Patch reefs occur as isolated masses or complex associations of many discrete masses of archaeocyathid-rich limestone and skeletal lime sands, surrounded by well-bedded skeletal limestones and shales. Each reef is composed of many loafshaped mounds stacked on top of one another. The limestone of each mound comprises archaeocyathids and Renalcis or Renalcis-like structures in a matrix of argillaceous lime mud rich in sponge spicules, trilobite and salterellid skeletons. Numerous growth cavities roofed by pendant Renalcis-like organisms and Renalcis are partially to completely filled with geopetal sediment indicating that much of the matrix was deposited as internal sediment.
Two stages of diagenetic alteration are recognized: (1) syn-depositional, which affected only the reefs, and (2) post-depositional, which affected both reefs and inter-reef sediments. On the sea floor reef sediments were pervasively cemented and fibrous carbonate was precipitated in intraskeletal and growth cavities. These limestones and cements as well as archaeocyathid skeletons, were subsequently bored by endolithic organisms. Later post-depositional subaerial diagenesis resulted first in dissolution of certain skeletons and precipitation of calcite cement above the water table, followed by extensive precipitation of pore-filling calcite below the water table.

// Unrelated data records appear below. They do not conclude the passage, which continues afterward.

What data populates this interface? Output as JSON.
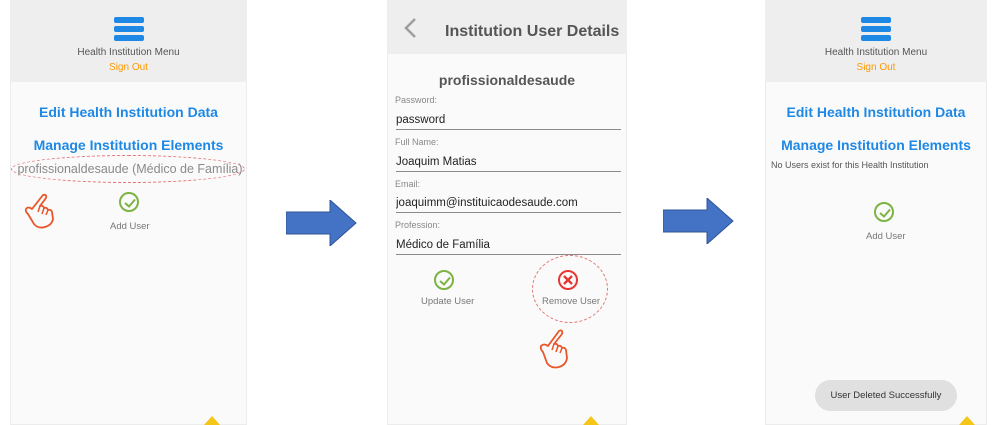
{
  "screen1": {
    "menu_title": "Health Institution Menu",
    "sign_out": "Sign Out",
    "edit_data": "Edit Health Institution Data",
    "manage_elements": "Manage Institution Elements",
    "user_entry": "profissionaldesaude (Médico de Família)",
    "add_user": "Add User"
  },
  "screen2": {
    "title": "Institution User Details",
    "username": "profissionaldesaude",
    "password_label": "Password:",
    "password_value": "password",
    "fullname_label": "Full Name:",
    "fullname_value": "Joaquim Matias",
    "email_label": "Email:",
    "email_value": "joaquimm@instituicaodesaude.com",
    "profession_label": "Profession:",
    "profession_value": "Médico de Família",
    "update_user": "Update User",
    "remove_user": "Remove User"
  },
  "screen3": {
    "menu_title": "Health Institution Menu",
    "sign_out": "Sign Out",
    "edit_data": "Edit Health Institution Data",
    "manage_elements": "Manage Institution Elements",
    "no_users": "No Users exist for this Health Institution",
    "add_user": "Add User",
    "toast": "User Deleted Successfully"
  },
  "colors": {
    "accent_blue": "#1e88e5",
    "sign_out_orange": "#ff9800",
    "check_green": "#7cb342",
    "remove_red": "#e53935",
    "arrow_blue": "#4472c4",
    "hand_orange": "#e8562a",
    "corner_yellow": "#f5c518"
  },
  "icons": [
    "hamburger-menu-icon",
    "check-circle-icon",
    "x-circle-icon",
    "back-chevron-icon",
    "pointing-hand-icon",
    "right-arrow-icon"
  ]
}
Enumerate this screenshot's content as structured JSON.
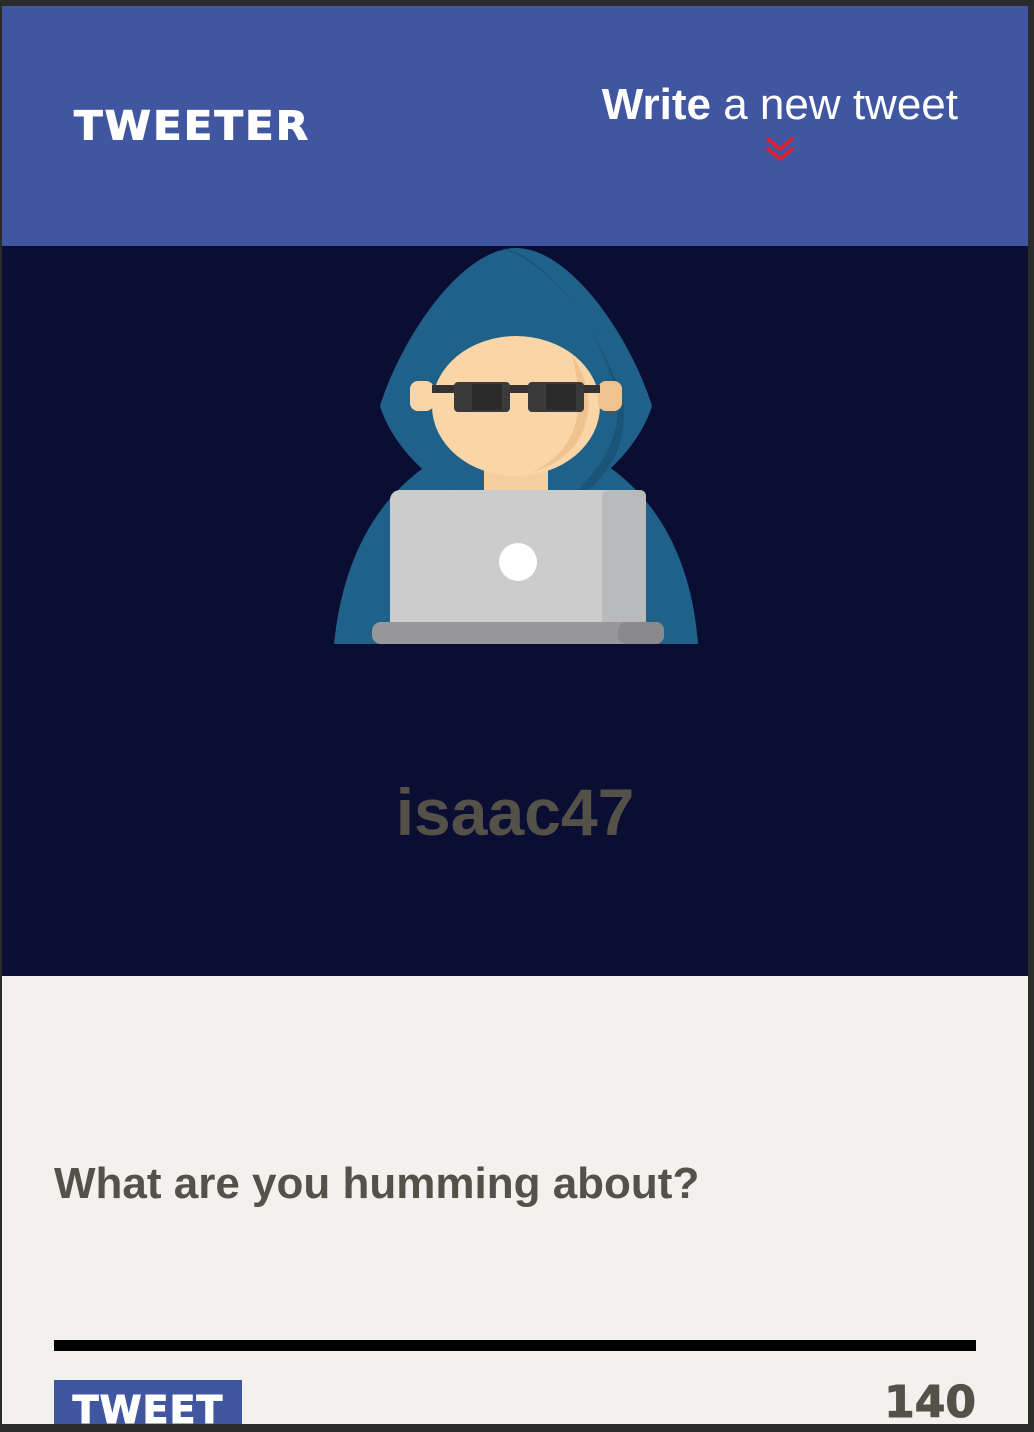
{
  "header": {
    "brand": "TWEETER",
    "compose_toggle_strong": "Write",
    "compose_toggle_rest": "a new tweet",
    "toggle_icon": "chevron-double-down-icon",
    "toggle_icon_color": "#e0202a"
  },
  "profile": {
    "avatar_icon": "hacker-avatar-icon",
    "username": "isaac47"
  },
  "compose": {
    "placeholder": "What are you humming about?",
    "value": "",
    "submit_label": "TWEET",
    "char_counter": "140"
  },
  "colors": {
    "nav_background": "#4056a1",
    "profile_background": "#0b0e33",
    "page_background": "#f2f1ed",
    "text_muted": "#545149",
    "button_background": "#4056a1"
  }
}
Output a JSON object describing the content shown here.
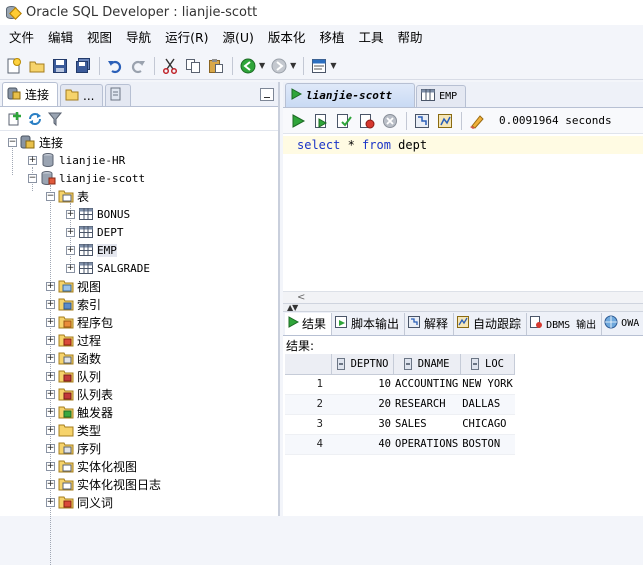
{
  "window": {
    "title": "Oracle SQL Developer : lianjie-scott"
  },
  "menu": [
    "文件",
    "编辑",
    "视图",
    "导航",
    "运行(R)",
    "源(U)",
    "版本化",
    "移植",
    "工具",
    "帮助"
  ],
  "left_panel": {
    "tabs": [
      "连接",
      "..."
    ],
    "tree": {
      "root": "连接",
      "connections": [
        "lianjie-HR",
        "lianjie-scott"
      ],
      "tables_node": "表",
      "tables": [
        "BONUS",
        "DEPT",
        "EMP",
        "SALGRADE"
      ],
      "categories": [
        "视图",
        "索引",
        "程序包",
        "过程",
        "函数",
        "队列",
        "队列表",
        "触发器",
        "类型",
        "序列",
        "实体化视图",
        "实体化视图日志",
        "同义词"
      ]
    }
  },
  "editor": {
    "tabs": [
      "lianjie-scott",
      "EMP"
    ],
    "exec_time": "0.0091964 seconds",
    "sql": {
      "kw1": "select",
      "mid": " * ",
      "kw2": "from",
      "rest": " dept"
    }
  },
  "results": {
    "tabs": [
      "结果",
      "脚本输出",
      "解释",
      "自动跟踪",
      "DBMS 输出",
      "OWA"
    ],
    "label": "结果:",
    "columns": [
      "DEPTNO",
      "DNAME",
      "LOC"
    ],
    "rows": [
      [
        "1",
        "10",
        "ACCOUNTING",
        "NEW YORK"
      ],
      [
        "2",
        "20",
        "RESEARCH",
        "DALLAS"
      ],
      [
        "3",
        "30",
        "SALES",
        "CHICAGO"
      ],
      [
        "4",
        "40",
        "OPERATIONS",
        "BOSTON"
      ]
    ]
  },
  "icons": [
    "new-icon",
    "open-icon",
    "save-icon",
    "save-all-icon",
    "undo-icon",
    "redo-icon",
    "cut-icon",
    "copy-icon",
    "paste-icon",
    "back-icon",
    "forward-icon",
    "sql-worksheet-icon"
  ]
}
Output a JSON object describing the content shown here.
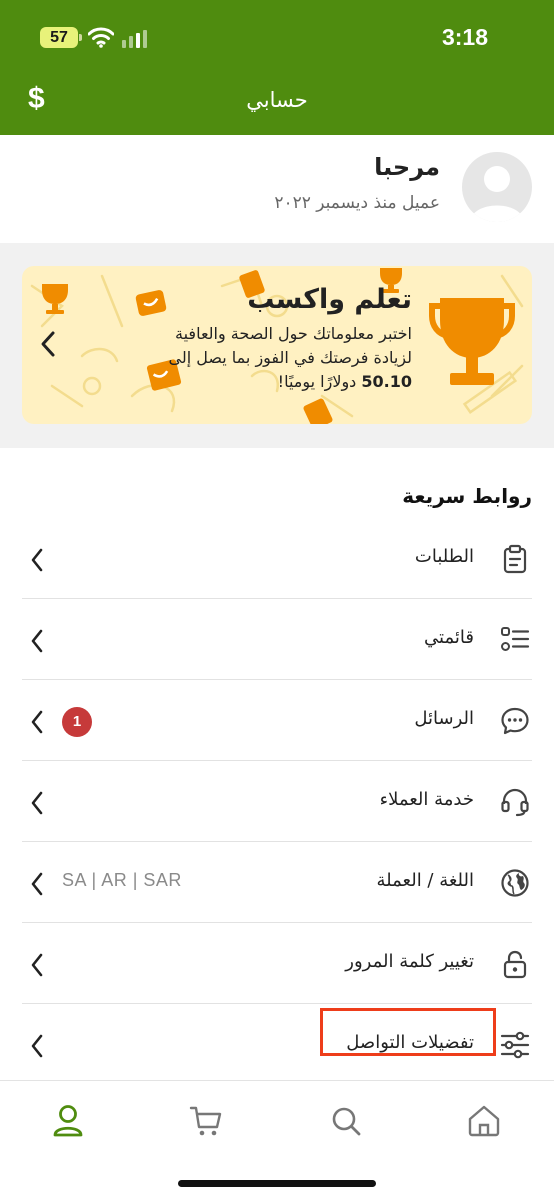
{
  "status_bar": {
    "battery": "57",
    "time": "3:18"
  },
  "header": {
    "title": "حسابي",
    "left_icon": "dollar-sign-icon",
    "left_symbol": "$"
  },
  "profile": {
    "greeting": "مرحبا",
    "member_since": "عميل منذ ديسمبر ٢٠٢٢",
    "avatar_icon": "user-avatar-icon"
  },
  "banner": {
    "title": "تعلم واكسب",
    "text_line1": "اختبر معلوماتك حول الصحة والعافية",
    "text_line2": "لزيادة فرصتك في الفوز بما يصل إلى",
    "amount": "50.10",
    "text_line3_rest": "دولارًا يوميًا!",
    "icon": "trophy-icon"
  },
  "quick_links": {
    "title": "روابط سريعة",
    "items": [
      {
        "label": "الطلبات",
        "icon": "clipboard-icon"
      },
      {
        "label": "قائمتي",
        "icon": "list-icon"
      },
      {
        "label": "الرسائل",
        "icon": "chat-bubble-icon",
        "badge": "1"
      },
      {
        "label": "خدمة العملاء",
        "icon": "headset-icon"
      },
      {
        "label": "اللغة / العملة",
        "icon": "globe-icon",
        "value": "SA | AR | SAR"
      },
      {
        "label": "تغيير كلمة المرور",
        "icon": "lock-icon"
      },
      {
        "label": "تفضيلات التواصل",
        "icon": "sliders-icon",
        "highlighted": true
      }
    ]
  },
  "tab_bar": {
    "tabs": [
      {
        "name": "account",
        "icon": "user-icon",
        "active": true
      },
      {
        "name": "cart",
        "icon": "cart-icon",
        "active": false
      },
      {
        "name": "search",
        "icon": "search-icon",
        "active": false
      },
      {
        "name": "home",
        "icon": "home-icon",
        "active": false
      }
    ]
  },
  "colors": {
    "brand_green": "#4f8c0f",
    "banner_bg": "#fff1c2",
    "accent_orange": "#f08c00",
    "badge_red": "#c63a3a",
    "highlight_red": "#ee3d1a"
  }
}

These carbonate reefs are similar in structure to the basal pioneer accumulations of much younger lower and middle Palaeozoic reefs. They did not develop into massive ‘ecologic’ reefs because archaeocyathids never developed the necessary large, massive, hemispherical skeletons.
This occurrence indicates that reefs developed more or less coincident with, and not long after, the appearance of skeletal metazoans in the Lower Cambrian.